During the reign of Nicholas I, the universities lost their autonomy. On July 26 (Aug. 7), 1835, a new university statute was promulgated in accordance with which the management of the universities passed to the superintendents of the school districts, which were under the jurisdiction of the Ministry of Public Education. New rectors had to be approved by the tsar, and new professors by the superintendent of the given school district. The council of professors in each university was deprived of its independence in matters of teaching and scholarship.
During the 1860’s, when many bourgeois reforms were introduced, the autonomy of the universities was restored. The University Statute of June 18 (30), 1863, reestablished the elective character of all professorships and administrative positions and restored the rights of the council of professors and the university court. As a result of the government’s increasingly reactionary nature in the 1880’s, however, a new university statute was promulgated on Aug. 23 (Sept. 4), 1884, depriving the universities of their autonomy. At the beginning of the Revolution of 1905–07, autonomy was reestablished by the Provisional Rules of Aug. 27, 1905, but the rules virtually lost their force after the coup d’etat of June 3, 1907. The University Statute of 1884 remained in effect until February 1917.
In the Soviet period, universities have been regulated by the Statute on Higher Educational Institutions in the USSR.
REFERENCES
Poln. sobr. zakonov Rossiiskoi imperii [Sobranie 1], vol. 28. St. Petersburg, 1830. Numbers 21497–21500.Ibid.: Sobranie 2, vol. 10. St. Petersburg, 1866. Number 8337.

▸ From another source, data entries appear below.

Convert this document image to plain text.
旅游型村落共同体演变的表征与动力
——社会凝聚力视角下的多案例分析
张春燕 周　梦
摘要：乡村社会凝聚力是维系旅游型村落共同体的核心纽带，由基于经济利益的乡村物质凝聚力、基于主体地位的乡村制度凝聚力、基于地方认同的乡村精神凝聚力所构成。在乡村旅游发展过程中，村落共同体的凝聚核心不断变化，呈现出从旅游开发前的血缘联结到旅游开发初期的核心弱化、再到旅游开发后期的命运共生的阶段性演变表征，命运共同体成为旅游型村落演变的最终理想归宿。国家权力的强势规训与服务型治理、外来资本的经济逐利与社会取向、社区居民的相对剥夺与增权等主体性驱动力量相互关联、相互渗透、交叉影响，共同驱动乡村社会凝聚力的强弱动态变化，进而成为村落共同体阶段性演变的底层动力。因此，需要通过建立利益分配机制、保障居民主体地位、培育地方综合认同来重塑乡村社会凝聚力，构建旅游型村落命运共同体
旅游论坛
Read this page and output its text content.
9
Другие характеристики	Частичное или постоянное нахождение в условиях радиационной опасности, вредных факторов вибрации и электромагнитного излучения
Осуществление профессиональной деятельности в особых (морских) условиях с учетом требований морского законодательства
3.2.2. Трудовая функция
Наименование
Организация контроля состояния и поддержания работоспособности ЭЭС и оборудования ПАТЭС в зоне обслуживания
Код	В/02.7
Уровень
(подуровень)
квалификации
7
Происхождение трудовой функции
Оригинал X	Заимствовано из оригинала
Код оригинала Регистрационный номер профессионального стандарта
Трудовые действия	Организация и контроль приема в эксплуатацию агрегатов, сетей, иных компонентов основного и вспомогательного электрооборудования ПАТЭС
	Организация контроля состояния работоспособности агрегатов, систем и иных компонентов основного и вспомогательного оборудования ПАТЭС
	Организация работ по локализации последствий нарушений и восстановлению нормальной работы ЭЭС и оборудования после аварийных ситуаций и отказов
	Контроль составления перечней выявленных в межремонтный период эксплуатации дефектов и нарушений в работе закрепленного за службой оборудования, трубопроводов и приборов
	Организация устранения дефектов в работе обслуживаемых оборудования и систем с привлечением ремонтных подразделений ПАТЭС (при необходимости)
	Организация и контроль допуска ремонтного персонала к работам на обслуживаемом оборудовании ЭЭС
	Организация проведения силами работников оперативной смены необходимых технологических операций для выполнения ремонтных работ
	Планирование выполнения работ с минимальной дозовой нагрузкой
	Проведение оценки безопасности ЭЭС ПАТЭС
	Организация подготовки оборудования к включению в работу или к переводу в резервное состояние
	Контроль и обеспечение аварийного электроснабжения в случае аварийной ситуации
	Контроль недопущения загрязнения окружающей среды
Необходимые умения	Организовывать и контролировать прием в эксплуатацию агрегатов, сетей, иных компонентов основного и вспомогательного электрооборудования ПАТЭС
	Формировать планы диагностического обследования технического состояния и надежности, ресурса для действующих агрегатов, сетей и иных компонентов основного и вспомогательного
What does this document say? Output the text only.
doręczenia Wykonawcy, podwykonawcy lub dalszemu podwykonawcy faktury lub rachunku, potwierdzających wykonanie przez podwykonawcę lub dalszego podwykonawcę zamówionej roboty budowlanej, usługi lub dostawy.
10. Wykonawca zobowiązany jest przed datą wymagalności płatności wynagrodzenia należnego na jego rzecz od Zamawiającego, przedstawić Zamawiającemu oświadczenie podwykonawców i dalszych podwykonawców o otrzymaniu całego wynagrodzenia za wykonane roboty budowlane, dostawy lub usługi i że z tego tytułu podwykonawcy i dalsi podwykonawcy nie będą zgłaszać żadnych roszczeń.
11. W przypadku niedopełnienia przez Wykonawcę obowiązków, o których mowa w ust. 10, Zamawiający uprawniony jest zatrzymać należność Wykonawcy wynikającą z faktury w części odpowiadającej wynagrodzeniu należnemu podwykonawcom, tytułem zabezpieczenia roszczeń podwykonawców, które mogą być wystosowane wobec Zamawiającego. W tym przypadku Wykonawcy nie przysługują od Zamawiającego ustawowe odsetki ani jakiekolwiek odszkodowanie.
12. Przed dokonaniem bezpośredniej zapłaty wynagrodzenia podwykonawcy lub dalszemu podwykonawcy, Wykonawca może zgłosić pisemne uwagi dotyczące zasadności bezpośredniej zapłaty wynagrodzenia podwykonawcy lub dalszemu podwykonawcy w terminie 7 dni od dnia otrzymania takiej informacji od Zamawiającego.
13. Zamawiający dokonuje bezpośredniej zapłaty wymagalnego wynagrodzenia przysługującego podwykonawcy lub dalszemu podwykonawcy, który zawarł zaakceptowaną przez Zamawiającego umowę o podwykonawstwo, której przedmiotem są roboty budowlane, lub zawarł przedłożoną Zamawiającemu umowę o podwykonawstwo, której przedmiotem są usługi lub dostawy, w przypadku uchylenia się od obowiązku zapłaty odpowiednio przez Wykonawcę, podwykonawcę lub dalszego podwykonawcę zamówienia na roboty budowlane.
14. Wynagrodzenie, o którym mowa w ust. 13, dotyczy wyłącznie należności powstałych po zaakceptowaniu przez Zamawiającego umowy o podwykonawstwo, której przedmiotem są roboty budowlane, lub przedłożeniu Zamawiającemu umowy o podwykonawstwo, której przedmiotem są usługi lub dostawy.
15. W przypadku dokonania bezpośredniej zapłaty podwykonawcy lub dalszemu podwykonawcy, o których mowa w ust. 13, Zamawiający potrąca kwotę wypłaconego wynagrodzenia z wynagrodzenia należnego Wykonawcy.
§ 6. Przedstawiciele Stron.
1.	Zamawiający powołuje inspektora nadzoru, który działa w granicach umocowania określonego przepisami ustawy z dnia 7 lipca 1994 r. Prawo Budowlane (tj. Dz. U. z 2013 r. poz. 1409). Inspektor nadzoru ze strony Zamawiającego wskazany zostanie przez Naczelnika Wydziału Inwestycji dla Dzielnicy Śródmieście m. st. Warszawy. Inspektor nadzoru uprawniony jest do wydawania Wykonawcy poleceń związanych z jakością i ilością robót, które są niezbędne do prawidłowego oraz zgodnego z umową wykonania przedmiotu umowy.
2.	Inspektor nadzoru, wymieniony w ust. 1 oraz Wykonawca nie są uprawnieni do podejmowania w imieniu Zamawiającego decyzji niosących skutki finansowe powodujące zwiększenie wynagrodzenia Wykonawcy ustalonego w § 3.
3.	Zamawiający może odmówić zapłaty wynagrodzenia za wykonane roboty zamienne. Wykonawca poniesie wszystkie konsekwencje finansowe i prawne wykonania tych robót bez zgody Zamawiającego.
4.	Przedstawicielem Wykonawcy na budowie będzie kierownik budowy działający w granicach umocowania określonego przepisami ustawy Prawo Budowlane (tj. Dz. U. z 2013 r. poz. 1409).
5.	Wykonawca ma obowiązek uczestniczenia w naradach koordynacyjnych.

Ibid.: Sobranie 2, vol. 38. St. Petersburg, 1866. Number 39752.
Ibid.: Sobranie 3, vol. 4. St. Petersburg, 1887. Number 2404.
Rozhdestvenskii, S. V. Istoricheskii obzor deiatel’nosti Ministerstva narodnogo prosveshcheniia, 1802–1902. St. Petersburg, 1902.
Eimontova, R. G. “Universitetskaia reforma 1863 g.” In the collection Istoricheskie zapiski, vol. 70. Moscow, 1961.
Shchetlinina, G. I. Universitety v Rossii i ustav 1884 g. Moscow, 1976.